The country studies presented in this report show a range of opportunities for SD-PAMs. In the case of Brazil’s biofuels program, the potential is not so much to expand ethanol use in Brazil itself as to find ways to expand the approach to other countries. In China, more efficient vehicles and integrated transport solutions are already a target of government policy, but an SD-PAMs approach has potential to help the uptake of these be faster and deeper. India has already made rural electrification a policy priority, but has seen renewable energy as a relatively minor component within that policy; SD-PAMs can be used to set the conditions for a shift towards making renewables the core of a rural electrification strategy.

The chief advantage of SD-PAMs is that they align the interests of climate protection with those of policy goals that have a higher priority for developing country policy makers. The emphasis must be on how to improve the delivery of development goals at the same time as reducing emissions. This leveraging of existing policy priorities means both that the appropriate level of domestic incentive will exist to implement the necessary laws and policies, and that larger financial flows can be influenced, rather than depending on more limited funds dedicated to climate policy. The overwhelming importance of domestic and private capital in energy investment in major developing countries means that leveraging existing financial flows is far more significant than creating new funds specifically aimed at climate protection.

The process of establishing SD-PAMs promises to be more varied than many existing proposals for future climate policy. In some cases the approach may be a simple pledge and review; in others an agreement of comparable commitments in specific sectors; in yet others negotiation of mutual commitments between countries. This may seem messy, but in fact most international agreements with aims of a similar level of ambition to those of climate policy have proceeded a similar fashion.

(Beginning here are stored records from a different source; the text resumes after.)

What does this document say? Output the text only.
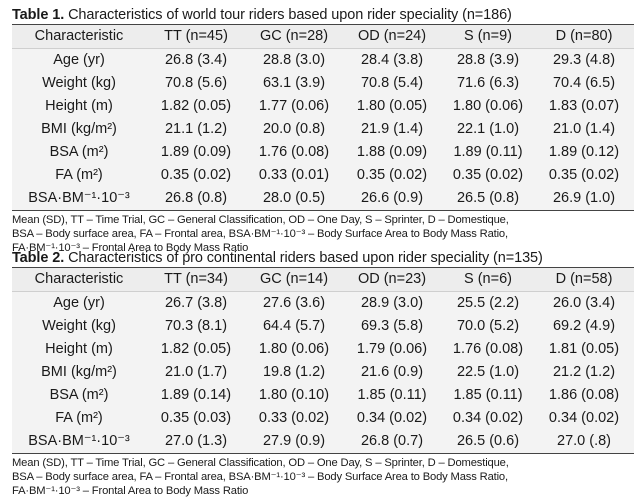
Table 1. Characteristics of world tour riders based upon rider speciality (n=186)
Characteristic	TT (n=45)	GC (n=28)	OD (n=24)	S (n=9)	D (n=80)
Age (yr)	26.8 (3.4)	28.8 (3.0)	28.4 (3.8)	28.8 (3.9)	29.3 (4.8)
Weight (kg)	70.8 (5.6)	63.1 (3.9)	70.8 (5.4)	71.6 (6.3)	70.4 (6.5)
Height (m)	1.82 (0.05)	1.77 (0.06)	1.80 (0.05)	1.80 (0.06)	1.83 (0.07)
BMI (kg/m²)	21.1 (1.2)	20.0 (0.8)	21.9 (1.4)	22.1 (1.0)	21.0 (1.4)
BSA (m²)	1.89 (0.09)	1.76 (0.08)	1.88 (0.09)	1.89 (0.11)	1.89 (0.12)
FA (m²)	0.35 (0.02)	0.33 (0.01)	0.35 (0.02)	0.35 (0.02)	0.35 (0.02)
BSA·BM⁻¹·10⁻³	26.8 (0.8)	28.0 (0.5)	26.6 (0.9)	26.5 (0.8)	26.9 (1.0)
Mean (SD), TT – Time Trial, GC – General Classification, OD – One Day, S – Sprinter, D – Domestique,
BSA – Body surface area, FA – Frontal area, BSA·BM⁻¹·10⁻³ – Body Surface Area to Body Mass Ratio,
FA·BM⁻¹·10⁻³ – Frontal Area to Body Mass Ratio
Table 2. Characteristics of pro continental riders based upon rider speciality (n=135)
Characteristic	TT (n=34)	GC (n=14)	OD (n=23)	S (n=6)	D (n=58)
Age (yr)	26.7 (3.8)	27.6 (3.6)	28.9 (3.0)	25.5 (2.2)	26.0 (3.4)
Weight (kg)	70.3 (8.1)	64.4 (5.7)	69.3 (5.8)	70.0 (5.2)	69.2 (4.9)
Height (m)	1.82 (0.05)	1.80 (0.06)	1.79 (0.06)	1.76 (0.08)	1.81 (0.05)
BMI (kg/m²)	21.0 (1.7)	19.8 (1.2)	21.6 (0.9)	22.5 (1.0)	21.2 (1.2)
BSA (m²)	1.89 (0.14)	1.80 (0.10)	1.85 (0.11)	1.85 (0.11)	1.86 (0.08)
FA (m²)	0.35 (0.03)	0.33 (0.02)	0.34 (0.02)	0.34 (0.02)	0.34 (0.02)
BSA·BM⁻¹·10⁻³	27.0 (1.3)	27.9 (0.9)	26.8 (0.7)	26.5 (0.6)	27.0 (.8)
Mean (SD), TT – Time Trial, GC – General Classification, OD – One Day, S – Sprinter, D – Domestique,
BSA – Body surface area, FA – Frontal area, BSA·BM⁻¹·10⁻³ – Body Surface Area to Body Mass Ratio,
FA·BM⁻¹·10⁻³ – Frontal Area to Body Mass Ratio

More work needs to be done. Analysis is needed of sectors such as water, agriculture, forestry and non-electricity energy efficiency. The interaction between SD-PAMs and market mechanisms such as the CDM, how SD-PAMs might be financed, and how mutual commitments could work, are all important areas of further enquiry.

The world needs a climate agreement beyond 2012 that will meet the needs of all the world’s countries, rich and poor; it also needs to accelerate the rise of its poorest inhabitants out of poverty. SD-PAMs offers some hope that these two crucial aims can be met.